Like you I've developed an interest in these machines but have yet to secure the funds and honestly I'm in need of other tools. So I've been collecting stuff to eventually just make one of my own design. Well one built out of the collection of parts I'm building up. Mechanically the machines are very simple so with access to machine shop equipment you can easily build something out of your imagination.
Originally Posted by Tin Falcon
There have been a fair amount of 3-d printers at some of the ME shows. And I have a friend that has done some amazing things w 3d printer. . He is a retired college instructor. I need to stop in I drive by his house daily. I probably need to ask more questions.
A 3-D printer is a tool. what you can do with it is only limited by imagination and the time and effort used to learn how to use it. what is the use of a mill or lathe in a hobby shop??
Actually that is mentioned in the context of anything CNC related. People just don't understand the flexibility of CNC in general. More interesting is the fact that 3D printing via methods other than extrusion are becoming very affordable and accessible. Patents running out help this by making these machines more widely available.
IMHO 3-D printing is in the toddler stage. Past infancy but still in development.
At our end of the market that is certainly the case. At the other end of the market you have NASA printing rocket parts in metals. There is an incredible range of capabilities here.
Apparently these things will make toys candy chocolate wax patterns etc.
If a 3-D printer can make parts to build a 3-d printer there is potential.
A lathe is touted for self replicating.
I am trying to decide if a 3-D printer is right for me. And which one .
Well honestly you probably won't know until you have had the machine for awhile. I've had a strong desire for a CNC router for some time too, it can be frustrating because you can't have both. Well at least not without blowing your budget.
As far as which one, the one you design and build yourself will likely be the most cost effective. It isn't impossible and can allow you to leverage stuff laying around. One thing to keep in mind is that you are not building a machine to cut anything (metal, plastic wood) thus there is no need for lots of mass. The axis also move relatively fast so mass control is important in that regard. This is also why uncommon building materials can often be used in the machines, Baltic birch ply for example is plenty stiff enough for a cheap 3D printer. Further the Reprap folks use plastic where no self respecting machine tool builder would have ten years ago. Keep in mind the application and alternatives begin to look far more feasible.

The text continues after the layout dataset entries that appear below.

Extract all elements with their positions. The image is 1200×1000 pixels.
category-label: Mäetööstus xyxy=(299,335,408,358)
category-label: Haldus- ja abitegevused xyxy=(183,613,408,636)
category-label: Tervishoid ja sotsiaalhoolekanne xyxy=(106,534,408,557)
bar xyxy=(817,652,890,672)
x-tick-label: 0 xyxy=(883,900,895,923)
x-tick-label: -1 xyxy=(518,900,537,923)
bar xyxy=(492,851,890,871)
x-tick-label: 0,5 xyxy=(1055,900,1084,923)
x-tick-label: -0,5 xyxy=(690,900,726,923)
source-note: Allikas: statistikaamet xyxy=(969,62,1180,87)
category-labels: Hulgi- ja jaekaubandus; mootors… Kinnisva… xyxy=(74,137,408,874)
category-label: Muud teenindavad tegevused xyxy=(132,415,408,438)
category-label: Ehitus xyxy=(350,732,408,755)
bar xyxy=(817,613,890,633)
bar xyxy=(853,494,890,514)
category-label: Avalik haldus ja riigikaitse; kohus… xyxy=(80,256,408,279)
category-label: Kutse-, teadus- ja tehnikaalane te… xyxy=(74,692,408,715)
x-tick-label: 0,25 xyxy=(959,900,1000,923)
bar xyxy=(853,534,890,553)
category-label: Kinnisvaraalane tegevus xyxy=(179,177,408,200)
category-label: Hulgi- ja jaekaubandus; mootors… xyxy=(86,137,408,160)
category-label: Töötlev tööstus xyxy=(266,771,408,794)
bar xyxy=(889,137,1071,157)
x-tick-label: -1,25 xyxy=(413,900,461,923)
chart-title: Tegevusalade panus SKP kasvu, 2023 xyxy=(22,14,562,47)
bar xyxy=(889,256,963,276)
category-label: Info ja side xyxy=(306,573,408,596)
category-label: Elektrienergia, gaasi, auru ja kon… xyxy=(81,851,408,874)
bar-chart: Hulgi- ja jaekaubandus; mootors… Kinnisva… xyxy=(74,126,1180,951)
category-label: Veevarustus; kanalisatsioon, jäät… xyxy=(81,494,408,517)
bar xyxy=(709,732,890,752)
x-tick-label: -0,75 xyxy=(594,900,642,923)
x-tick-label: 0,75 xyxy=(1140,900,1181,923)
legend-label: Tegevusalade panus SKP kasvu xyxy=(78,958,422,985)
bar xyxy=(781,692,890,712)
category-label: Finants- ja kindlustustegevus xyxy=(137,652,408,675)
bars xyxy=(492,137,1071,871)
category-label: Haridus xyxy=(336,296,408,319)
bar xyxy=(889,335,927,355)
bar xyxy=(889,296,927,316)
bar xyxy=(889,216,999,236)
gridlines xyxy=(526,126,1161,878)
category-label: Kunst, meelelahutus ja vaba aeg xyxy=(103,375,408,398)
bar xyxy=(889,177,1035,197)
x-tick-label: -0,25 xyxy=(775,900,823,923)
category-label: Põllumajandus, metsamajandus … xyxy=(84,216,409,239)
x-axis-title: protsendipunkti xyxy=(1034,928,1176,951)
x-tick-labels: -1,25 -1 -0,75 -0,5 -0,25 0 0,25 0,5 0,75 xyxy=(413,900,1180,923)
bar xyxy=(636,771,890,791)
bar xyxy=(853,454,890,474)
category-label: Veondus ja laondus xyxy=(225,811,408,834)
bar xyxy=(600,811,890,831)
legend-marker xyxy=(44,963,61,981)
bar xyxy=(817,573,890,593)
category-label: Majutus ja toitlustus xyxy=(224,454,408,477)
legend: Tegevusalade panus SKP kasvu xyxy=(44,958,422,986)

There is a lot of appeal to kits but for most people in these forums they are awfully expensive considering we already have most of the machining capability required. You look at many of the kits and it is like what is here that cost so much. So maybe a look at your scrap heap might inspire you to see some of that stuff as a printer. Most(many) of these machines are belt driven so a good portion of your linear motion hardware is pretty simple. In the end there are so many designs out there already that you have plenty of ideas to draw from.
Just an idea here, I just hate spending lots of money for very little. If DIY machine tools isn't your thing I can understand, but it is worth a thought. You might be surprised to find what you already have laying around that could go to a 3D printer.